Zou u kunnen zeggen dat die ontwikkeling samenvalt met de verzuiling die begint te verdwijnen?
De verzuiling is er nog wel, maar met die verdwijning is tot op zekere hoogte ook niets mis mee. De voorzitter van het Davidsfonds kwam bij mij en zei dat hij wel tienduizenden leden had. Hij sprak namens een groep van mensen. Ik denk dat Vlaanderen mettertijd opener en pluralistischer is gaan denken. Hoewel we daarin toch nog altijd voorzichtig zijn, ook in de politiek. Er zijn nog altijd politieke partijen die opkomen voor de eigen volksaard. Ik vind dat ook belangrijk, maar we leven toch wel in een globale wereld. Ook niet vergeten dat de culturele ontwikkeling van een gemeenschap of een volk in sterke mate bepaald en gedetermineerd wordt door de manier waarop men met een open mind naar de wereld kijkt. In de geschiedenis hebben we in Vlaanderen de mooiste periode gekend op het ogenblik dat Vlaanderen met heel de wereld handel dreef. Daar kwamen natuurlijk ook culturele contacten uit voort. Het was een verrijking. Van het moment dat je gaat zeggen dat de grenzen sluiten, eigen kunstenaars eerst en niks anders dan zit je natuurlijk in een politiek discours dat ik gevaarlijk vind.
Wat betreft de federalisering: In hoeverre weerspiegelt het cultuurbeleid die evolutie naar een groter zelfbewustzijn?

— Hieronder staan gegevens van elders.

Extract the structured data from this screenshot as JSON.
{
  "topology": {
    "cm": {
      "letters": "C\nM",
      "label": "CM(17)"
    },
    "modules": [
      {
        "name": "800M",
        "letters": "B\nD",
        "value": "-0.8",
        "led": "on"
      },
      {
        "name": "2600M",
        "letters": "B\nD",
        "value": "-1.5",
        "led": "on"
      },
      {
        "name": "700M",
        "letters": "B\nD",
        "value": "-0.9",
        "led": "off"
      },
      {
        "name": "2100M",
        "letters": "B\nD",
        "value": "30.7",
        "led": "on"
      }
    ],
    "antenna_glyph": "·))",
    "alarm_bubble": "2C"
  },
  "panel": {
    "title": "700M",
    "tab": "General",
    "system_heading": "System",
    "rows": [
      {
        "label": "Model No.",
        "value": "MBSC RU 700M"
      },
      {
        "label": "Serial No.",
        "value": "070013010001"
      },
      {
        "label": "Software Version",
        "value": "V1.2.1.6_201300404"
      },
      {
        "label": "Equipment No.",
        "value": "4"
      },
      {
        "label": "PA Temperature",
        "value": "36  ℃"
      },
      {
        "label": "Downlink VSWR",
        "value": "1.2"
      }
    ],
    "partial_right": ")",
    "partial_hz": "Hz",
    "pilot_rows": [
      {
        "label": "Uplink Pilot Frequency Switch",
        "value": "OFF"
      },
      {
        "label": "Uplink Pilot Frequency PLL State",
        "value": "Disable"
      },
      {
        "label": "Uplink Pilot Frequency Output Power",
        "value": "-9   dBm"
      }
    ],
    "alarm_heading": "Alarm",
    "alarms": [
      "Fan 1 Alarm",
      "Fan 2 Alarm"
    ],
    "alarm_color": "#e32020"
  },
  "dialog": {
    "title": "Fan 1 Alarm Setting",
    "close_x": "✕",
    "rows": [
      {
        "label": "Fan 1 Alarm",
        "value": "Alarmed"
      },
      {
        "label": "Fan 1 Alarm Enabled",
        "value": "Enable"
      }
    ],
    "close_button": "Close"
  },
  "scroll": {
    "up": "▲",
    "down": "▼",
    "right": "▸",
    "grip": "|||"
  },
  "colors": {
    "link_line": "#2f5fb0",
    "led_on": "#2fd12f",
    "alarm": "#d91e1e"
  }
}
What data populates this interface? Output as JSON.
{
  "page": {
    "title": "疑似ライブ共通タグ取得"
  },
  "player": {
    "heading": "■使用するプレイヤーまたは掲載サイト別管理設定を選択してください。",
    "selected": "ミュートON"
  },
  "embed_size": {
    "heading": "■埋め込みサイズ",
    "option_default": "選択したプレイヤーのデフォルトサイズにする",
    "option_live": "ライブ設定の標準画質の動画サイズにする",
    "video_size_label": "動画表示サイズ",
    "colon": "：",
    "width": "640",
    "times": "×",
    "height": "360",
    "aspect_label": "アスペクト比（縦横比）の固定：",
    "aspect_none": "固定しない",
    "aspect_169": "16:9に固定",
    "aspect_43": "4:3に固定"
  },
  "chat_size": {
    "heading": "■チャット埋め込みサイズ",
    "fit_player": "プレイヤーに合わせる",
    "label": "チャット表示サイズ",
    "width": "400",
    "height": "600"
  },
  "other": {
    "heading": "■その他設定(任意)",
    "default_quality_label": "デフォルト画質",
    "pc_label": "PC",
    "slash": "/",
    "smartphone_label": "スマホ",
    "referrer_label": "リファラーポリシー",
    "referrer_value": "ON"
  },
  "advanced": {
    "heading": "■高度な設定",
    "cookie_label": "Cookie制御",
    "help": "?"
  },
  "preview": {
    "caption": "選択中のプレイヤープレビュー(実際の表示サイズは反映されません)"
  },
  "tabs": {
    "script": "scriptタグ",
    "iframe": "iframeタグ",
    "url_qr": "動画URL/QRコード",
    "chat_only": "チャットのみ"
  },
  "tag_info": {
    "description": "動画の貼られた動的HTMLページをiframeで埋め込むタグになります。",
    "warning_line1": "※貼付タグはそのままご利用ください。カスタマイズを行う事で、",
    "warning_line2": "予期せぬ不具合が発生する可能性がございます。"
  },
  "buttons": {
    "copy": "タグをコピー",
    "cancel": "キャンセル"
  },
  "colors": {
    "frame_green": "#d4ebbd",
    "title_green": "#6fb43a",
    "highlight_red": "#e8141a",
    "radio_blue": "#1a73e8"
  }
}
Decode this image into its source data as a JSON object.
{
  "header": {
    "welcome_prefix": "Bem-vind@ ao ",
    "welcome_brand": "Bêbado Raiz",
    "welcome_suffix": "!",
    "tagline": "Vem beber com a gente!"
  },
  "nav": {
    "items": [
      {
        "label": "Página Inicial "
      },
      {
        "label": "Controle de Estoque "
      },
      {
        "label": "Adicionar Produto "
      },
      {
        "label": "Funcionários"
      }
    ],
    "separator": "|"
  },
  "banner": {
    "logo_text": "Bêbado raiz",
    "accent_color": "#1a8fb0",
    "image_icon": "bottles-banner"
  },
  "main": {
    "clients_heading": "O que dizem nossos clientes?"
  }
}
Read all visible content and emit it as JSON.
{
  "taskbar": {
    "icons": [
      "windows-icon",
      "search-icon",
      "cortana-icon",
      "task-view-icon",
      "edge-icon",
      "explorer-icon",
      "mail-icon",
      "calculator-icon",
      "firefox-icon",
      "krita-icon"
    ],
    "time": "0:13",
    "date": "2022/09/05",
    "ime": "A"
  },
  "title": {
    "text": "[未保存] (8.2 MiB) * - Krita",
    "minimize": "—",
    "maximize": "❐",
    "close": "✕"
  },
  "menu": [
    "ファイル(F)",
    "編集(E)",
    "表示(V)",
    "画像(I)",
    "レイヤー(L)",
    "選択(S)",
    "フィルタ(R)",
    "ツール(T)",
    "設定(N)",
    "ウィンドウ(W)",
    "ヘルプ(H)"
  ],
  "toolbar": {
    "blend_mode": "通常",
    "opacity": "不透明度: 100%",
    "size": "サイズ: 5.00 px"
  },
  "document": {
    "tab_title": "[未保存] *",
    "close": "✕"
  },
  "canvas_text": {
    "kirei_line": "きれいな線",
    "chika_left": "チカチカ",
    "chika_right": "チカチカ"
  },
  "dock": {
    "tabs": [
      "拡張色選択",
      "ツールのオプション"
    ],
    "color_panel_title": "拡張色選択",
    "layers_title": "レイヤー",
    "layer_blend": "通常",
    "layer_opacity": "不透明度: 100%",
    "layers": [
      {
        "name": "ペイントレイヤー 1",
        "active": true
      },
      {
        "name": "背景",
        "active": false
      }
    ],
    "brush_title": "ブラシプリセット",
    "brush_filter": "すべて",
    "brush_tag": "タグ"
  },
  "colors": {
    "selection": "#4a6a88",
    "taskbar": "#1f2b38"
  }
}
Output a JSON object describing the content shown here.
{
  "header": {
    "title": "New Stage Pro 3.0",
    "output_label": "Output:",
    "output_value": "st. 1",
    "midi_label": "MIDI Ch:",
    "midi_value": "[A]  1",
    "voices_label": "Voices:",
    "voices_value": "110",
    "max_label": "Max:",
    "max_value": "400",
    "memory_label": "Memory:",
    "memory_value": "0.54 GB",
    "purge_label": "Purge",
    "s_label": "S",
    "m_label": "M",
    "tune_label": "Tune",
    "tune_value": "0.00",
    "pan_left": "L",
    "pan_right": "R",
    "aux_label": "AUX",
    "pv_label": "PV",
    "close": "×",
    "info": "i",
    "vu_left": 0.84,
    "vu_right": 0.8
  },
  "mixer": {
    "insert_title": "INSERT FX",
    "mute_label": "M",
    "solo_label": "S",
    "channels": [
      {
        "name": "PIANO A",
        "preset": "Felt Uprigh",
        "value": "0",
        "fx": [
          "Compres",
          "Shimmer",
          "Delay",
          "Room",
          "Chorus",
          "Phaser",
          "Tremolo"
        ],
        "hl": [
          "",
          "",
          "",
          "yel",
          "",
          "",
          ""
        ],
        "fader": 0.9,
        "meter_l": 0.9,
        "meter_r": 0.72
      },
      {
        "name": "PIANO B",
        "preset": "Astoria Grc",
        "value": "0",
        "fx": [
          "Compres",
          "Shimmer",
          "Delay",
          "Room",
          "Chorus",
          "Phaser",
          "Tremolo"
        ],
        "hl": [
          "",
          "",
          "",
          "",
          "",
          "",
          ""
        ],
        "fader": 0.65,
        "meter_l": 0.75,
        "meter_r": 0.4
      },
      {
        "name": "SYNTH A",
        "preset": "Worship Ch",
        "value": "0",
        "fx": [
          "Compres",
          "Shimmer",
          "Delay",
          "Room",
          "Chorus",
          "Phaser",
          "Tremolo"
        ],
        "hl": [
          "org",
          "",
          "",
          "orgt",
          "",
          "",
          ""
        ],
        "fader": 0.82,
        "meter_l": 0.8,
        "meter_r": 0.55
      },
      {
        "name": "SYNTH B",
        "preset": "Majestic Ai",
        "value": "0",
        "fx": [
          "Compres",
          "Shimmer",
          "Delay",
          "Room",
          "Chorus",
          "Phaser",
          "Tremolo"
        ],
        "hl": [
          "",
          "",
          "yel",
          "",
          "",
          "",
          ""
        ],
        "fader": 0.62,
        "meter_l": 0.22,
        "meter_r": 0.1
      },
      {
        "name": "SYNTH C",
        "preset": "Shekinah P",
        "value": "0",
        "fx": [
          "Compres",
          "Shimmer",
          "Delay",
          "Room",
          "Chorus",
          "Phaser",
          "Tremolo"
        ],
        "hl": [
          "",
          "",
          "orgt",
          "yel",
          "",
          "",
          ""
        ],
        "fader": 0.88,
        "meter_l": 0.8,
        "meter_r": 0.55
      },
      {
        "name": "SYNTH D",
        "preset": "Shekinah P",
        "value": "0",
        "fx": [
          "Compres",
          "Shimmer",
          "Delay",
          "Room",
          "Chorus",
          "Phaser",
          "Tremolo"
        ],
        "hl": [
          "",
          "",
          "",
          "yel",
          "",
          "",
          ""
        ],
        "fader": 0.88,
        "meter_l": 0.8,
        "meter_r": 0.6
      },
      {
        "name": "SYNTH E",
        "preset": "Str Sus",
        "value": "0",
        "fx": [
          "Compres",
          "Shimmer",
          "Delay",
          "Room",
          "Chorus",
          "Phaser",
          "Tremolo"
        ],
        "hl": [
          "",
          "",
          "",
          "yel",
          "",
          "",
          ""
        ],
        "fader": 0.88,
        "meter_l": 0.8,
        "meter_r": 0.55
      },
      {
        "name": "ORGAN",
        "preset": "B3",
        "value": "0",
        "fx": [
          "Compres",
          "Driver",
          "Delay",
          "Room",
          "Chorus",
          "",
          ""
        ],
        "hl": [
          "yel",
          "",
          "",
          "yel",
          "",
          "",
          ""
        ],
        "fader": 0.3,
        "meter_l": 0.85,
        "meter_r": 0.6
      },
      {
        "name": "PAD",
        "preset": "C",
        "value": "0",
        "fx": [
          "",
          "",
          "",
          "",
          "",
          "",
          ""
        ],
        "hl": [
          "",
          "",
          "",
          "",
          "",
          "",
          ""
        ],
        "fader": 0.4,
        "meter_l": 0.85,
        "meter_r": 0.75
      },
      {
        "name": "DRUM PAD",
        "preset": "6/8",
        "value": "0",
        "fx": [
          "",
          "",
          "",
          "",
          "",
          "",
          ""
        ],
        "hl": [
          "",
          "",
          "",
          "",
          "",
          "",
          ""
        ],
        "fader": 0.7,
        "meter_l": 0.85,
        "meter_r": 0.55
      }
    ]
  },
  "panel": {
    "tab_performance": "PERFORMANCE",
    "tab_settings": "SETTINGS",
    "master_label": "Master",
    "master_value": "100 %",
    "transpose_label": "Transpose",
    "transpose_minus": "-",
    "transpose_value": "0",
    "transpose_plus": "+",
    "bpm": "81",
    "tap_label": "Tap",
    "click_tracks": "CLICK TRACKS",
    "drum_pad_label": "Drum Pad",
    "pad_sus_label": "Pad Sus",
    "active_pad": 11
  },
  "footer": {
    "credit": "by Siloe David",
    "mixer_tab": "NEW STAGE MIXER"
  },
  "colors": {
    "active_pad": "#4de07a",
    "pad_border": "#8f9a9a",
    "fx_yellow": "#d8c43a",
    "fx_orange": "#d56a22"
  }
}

De federalisering is begonnen lang voor mijn tijd. Cultuur was het eerste departement of de eerste sector die gedefederaliseerd is geworden. Naast de Vlaamse Raad en het Vlaams Parlement bestond de Vlaamse cultuurraad. Daar was de regionalisering een feit. Dat is ook logisch. Cultuur heeft toch in belangrijke mate met taal te maken. Onderwijs is veel later gevolgd. Cultuur was de eerste logische stap eigenlijk. Door de verschillende deelstaten in ons land oefende we eigen bevoegdheid uit. Dat was een goede zaak, maar dat proces mocht niet leiden tot het sluiten van de grenzen bij manier van spreken. Ik heb altijd veel belang gehecht aan het sturen van die kunstenaars naar het buitenland. Niet op een heel versnipperde manier. Niet allemaal druppels op een hete plaat, maar met gebalde initiatieven waarmee mensen naar het buitenland konden. Ik herinner me dat ik beeldende kunstenaars naar hoofdsteden als Parijs en Londen stuurde om daar een jaar lang, in een klein flatje, op kosten van de Vlaamse overheid zich te laten onderdompelen in die biotoop om van daaruit hun artisticiteit te kunnen ontwikkelen. Ik heb daar verschrikkelijk veel vragen over gehad in het parlement zoals: iemand een jaar aan een stuk in het buitenland zetten, wat doet die daar? Hoe wordt dat gecontroleerd? Het zijn experimenten. Voor een stuk bestaat en ontwikkelt cultuur zich dankzij experimenten, maar daar moet iemand zijn nek voor uitsteken.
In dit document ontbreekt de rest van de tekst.